Выбрать главу

Ясно, что порабощенное таким образом критицизмом, ибо отданное им во власть эмпирической случайности, начало целостности и конкретности должно было сейчас же по осознании этой порабощенности стать искомым всей послекантовской философии. Осознание это, в котором наиболее влия­тельно участвовали Фихте, Шиллер и Шлейермахер, свершило свою работу быстро и убедительно. Его результатом была гениальная попытка романтиз­ма выбиться из теснящих пределов критицизма и взять абсолютное уже не как элемент трансцендентальной формы, но прежде всего как оформленность, живую и целостную.

Этою борьбою с критицизмом ярко запечатлена вся своеобразная струк­тура культурного идеала романтизма. В своем стремлении взять абсолютное не как элемент формы, но как живую оформленность романтизм должен был прежде всего отрицать специфическую форму каждой области творче­ства как её безусловную границу. В этом утверждении «диффузности гра­ниц» всех самодовлеющих, по Канту, областей культуры вырастал типично романтический метод организации всех видов творчества в некий целост­ный лик, в сущности, всюду единого гнозиса. Как это ни парадоксально, но, быть может, наиболее точно структурная особенность культурного идеала романтизма выражается в его никогда, конечно, не осуществимом стремле­нии расположить центр каждой культурной области на её же границе. Так центрирует романтизм положительную науку в пределе философии, филосо­фию — в пределе искусства, искусство — в пределе религии, а религию — в самой беспредельной жизни. Так раскрывает он нам наиболее характер­ную черту своего идеала культуры в парадоксальном требовании, чтобы каждая отдельная область творчества как бы прорывала себя самое в неудер­жимом стремлении осилить то абсолютное содержание жизни, которое по всему своему существу решительно не под силу её методическим формам. Жизнь в смысле объединения всех сил человека воедино, жизнь в образе космического и мистического всеединства — вот та вершина целостности и конкретности, та последняя и положительная беспредельность, создающая, организующая и снова уничтожающая всякие пределы, к утверждению кото­рой сводились, в конце концов, все страстные усилия классического роман­тизма. Этим стремлением перестать говорить о жизни, а сказать её самое, навеки если и осмыслен, то все-таки и осуждён трагический срыв романтического искусства с отвесной крутизны его последних устремлений. Этим стремлением поставить в центр системы философии всё ту же целостную, конкретную жизнь жива в конце концов и философия романтизма. Жива как в юношеских дневниках и письмах Гёльдерлина, так и в законченной систе­ме Гегеля.

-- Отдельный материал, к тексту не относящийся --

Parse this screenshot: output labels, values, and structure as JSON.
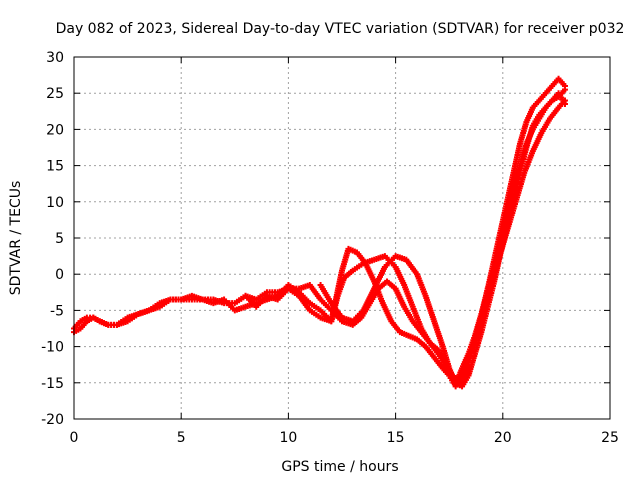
{
  "chart_data": {
    "type": "scatter",
    "title": "Day 082 of 2023, Sidereal Day-to-day VTEC variation (SDTVAR) for receiver p032",
    "xlabel": "GPS time / hours",
    "ylabel": "SDTVAR / TECUs",
    "xlim": [
      0,
      25
    ],
    "ylim": [
      -20,
      30
    ],
    "xticks": [
      0,
      5,
      10,
      15,
      20,
      25
    ],
    "yticks": [
      -20,
      -15,
      -10,
      -5,
      0,
      5,
      10,
      15,
      20,
      25,
      30
    ],
    "grid": true,
    "legend": "none",
    "marker": "+",
    "color": "#ff0000",
    "series": [
      {
        "name": "trace-a",
        "x": [
          0.0,
          0.3,
          0.6,
          0.9,
          1.2,
          1.6,
          2.0,
          2.5,
          3.0,
          3.5,
          4.0,
          4.5,
          5.0,
          5.5,
          6.0,
          6.5,
          7.0,
          7.5,
          8.0,
          8.5,
          9.0,
          9.5,
          10.0,
          10.5,
          11.0,
          11.5,
          12.0,
          12.3,
          12.6,
          13.0,
          13.5,
          14.0,
          14.5,
          15.0,
          15.4,
          15.8,
          16.2,
          16.6,
          17.0,
          17.3,
          17.6,
          17.8,
          18.0,
          18.3,
          18.6,
          19.0,
          19.3,
          19.6,
          19.9,
          20.2,
          20.5,
          20.8,
          21.1,
          21.4,
          21.7,
          22.0,
          22.3,
          22.6,
          22.9
        ],
        "y": [
          -7.5,
          -6.5,
          -6.0,
          -6.0,
          -6.5,
          -7.0,
          -7.0,
          -6.0,
          -5.5,
          -5.0,
          -4.0,
          -3.5,
          -3.5,
          -3.5,
          -3.5,
          -3.5,
          -4.0,
          -4.0,
          -3.0,
          -3.5,
          -2.5,
          -2.5,
          -2.0,
          -3.0,
          -5.0,
          -6.0,
          -6.5,
          -3.0,
          -0.5,
          0.5,
          1.5,
          2.0,
          2.5,
          1.0,
          -1.5,
          -4.5,
          -7.5,
          -9.5,
          -10.5,
          -12.0,
          -14.0,
          -15.5,
          -15.0,
          -13.5,
          -10.0,
          -6.0,
          -2.0,
          2.0,
          6.0,
          10.0,
          14.0,
          18.0,
          21.0,
          23.0,
          24.0,
          25.0,
          26.0,
          27.0,
          26.0
        ]
      },
      {
        "name": "trace-b",
        "x": [
          0.0,
          0.3,
          0.6,
          0.9,
          1.2,
          1.6,
          2.0,
          2.5,
          3.0,
          3.5,
          4.0,
          4.5,
          5.0,
          5.5,
          6.0,
          6.5,
          7.0,
          7.5,
          8.0,
          8.5,
          9.0,
          9.5,
          10.0,
          10.5,
          11.0,
          11.5,
          12.0,
          12.5,
          12.8,
          13.2,
          13.6,
          14.0,
          14.4,
          14.8,
          15.2,
          15.6,
          16.0,
          16.4,
          16.8,
          17.2,
          17.5,
          17.7,
          17.9,
          18.1,
          18.4,
          18.7,
          19.0,
          19.3,
          19.6,
          19.9,
          20.2,
          20.5,
          20.8,
          21.1,
          21.4,
          21.7,
          22.0,
          22.3,
          22.6,
          22.9
        ],
        "y": [
          -8.0,
          -7.5,
          -6.5,
          -6.0,
          -6.5,
          -7.0,
          -7.0,
          -6.5,
          -5.5,
          -5.0,
          -4.5,
          -3.5,
          -3.5,
          -3.0,
          -3.5,
          -4.0,
          -3.5,
          -5.0,
          -4.5,
          -4.0,
          -3.5,
          -3.0,
          -1.5,
          -2.5,
          -4.0,
          -5.0,
          -6.5,
          0.5,
          3.5,
          3.0,
          1.5,
          -1.0,
          -4.0,
          -6.5,
          -8.0,
          -8.5,
          -9.0,
          -10.0,
          -11.5,
          -13.0,
          -14.0,
          -15.0,
          -14.5,
          -13.0,
          -11.0,
          -8.5,
          -5.5,
          -2.0,
          1.0,
          4.5,
          8.0,
          12.0,
          15.0,
          18.0,
          20.0,
          21.5,
          23.0,
          24.0,
          24.5,
          25.5
        ]
      },
      {
        "name": "trace-c",
        "x": [
          8.0,
          8.5,
          9.0,
          9.5,
          10.0,
          10.5,
          11.0,
          11.5,
          12.0,
          12.5,
          13.0,
          13.4,
          13.8,
          14.2,
          14.6,
          15.0,
          15.4,
          15.8,
          16.2,
          16.6,
          17.0,
          17.3,
          17.6,
          17.9,
          18.2,
          18.6,
          19.0,
          19.4,
          19.8,
          20.2,
          20.6,
          21.0,
          21.4,
          21.8,
          22.2,
          22.6,
          22.9
        ],
        "y": [
          -3.0,
          -4.5,
          -3.0,
          -3.5,
          -2.0,
          -2.0,
          -1.5,
          -3.5,
          -5.0,
          -6.5,
          -7.0,
          -6.0,
          -4.0,
          -2.0,
          -1.0,
          -2.0,
          -4.5,
          -6.5,
          -8.0,
          -9.5,
          -11.0,
          -12.5,
          -14.0,
          -14.5,
          -13.0,
          -10.0,
          -6.5,
          -2.5,
          2.0,
          6.0,
          10.0,
          14.0,
          17.0,
          19.5,
          21.5,
          23.0,
          24.0
        ]
      },
      {
        "name": "trace-d",
        "x": [
          11.5,
          12.0,
          12.5,
          13.0,
          13.5,
          14.0,
          14.5,
          15.0,
          15.5,
          16.0,
          16.4,
          16.8,
          17.2,
          17.5,
          17.8,
          18.1,
          18.4,
          18.7,
          19.0,
          19.3,
          19.6,
          19.9,
          20.2,
          20.5,
          20.8,
          21.1,
          21.4,
          21.7,
          22.0,
          22.3,
          22.6,
          22.9
        ],
        "y": [
          -1.5,
          -4.0,
          -6.0,
          -6.5,
          -5.0,
          -2.0,
          1.0,
          2.5,
          2.0,
          0.0,
          -3.0,
          -6.5,
          -10.0,
          -13.0,
          -15.0,
          -15.5,
          -14.0,
          -11.0,
          -8.0,
          -4.5,
          -1.0,
          3.0,
          6.5,
          10.5,
          14.0,
          17.5,
          20.5,
          22.0,
          23.0,
          24.0,
          25.0,
          23.5
        ]
      }
    ]
  }
}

Однако Гегель — единственный осиливший задачу романтизма — оси­лил ее только потому, что ясно понял: чтобы философствовать от имени жизни, надо эту жизнь сначала философски осилить. Нужно взять её не в её непосредственной, в переживании обретаемой данности, но в её теоретичес­кой транскрипции. Такой теоретической транскрипцией явился для Гегеля высший принцип его философии, его саморазвивающаяся конкретная идея. Конечно, гегельянство является высшим достижением романтизма. Но оно является им лишь постольку, поскольку оно является и отказом от него. Ге­гель завершил романтизм только потому, что отказался от бесконечности его притязаний. Он осуществил философию целостного, конкретного начала только потому, что взял это начало в его философском аспекте, т.е. ввёл его в строгие границы определенной и в себе обособленной области творчества, именуемой философией.

Его изумительно меткое и точное осуждение романтического искусства, постоянно стремящегося выйти в форме своего эстетического самоутверж­дения за пределы самого себя, дабы осилить никогда не подвластное ему аб­солютное содержание, ясно свидетельствует о том, что он определённо понял наличную для всякой области творчества необходимость жить и тво­рить в признании своих неснимаемых границ, определённо понял, что, бес­конечно борясь за уничтожение всяких границ своих владений, придется, в конце концов, потерять над ними всякую власть. Ибо у творчества нет влас­ти над безграничным. Если такое толкование гегельянства кажется несколь­ко искусственным, так только потому, что Гегель бесконечно искусно скрыл свое философское самоограничение страшным расширением границ своей философии.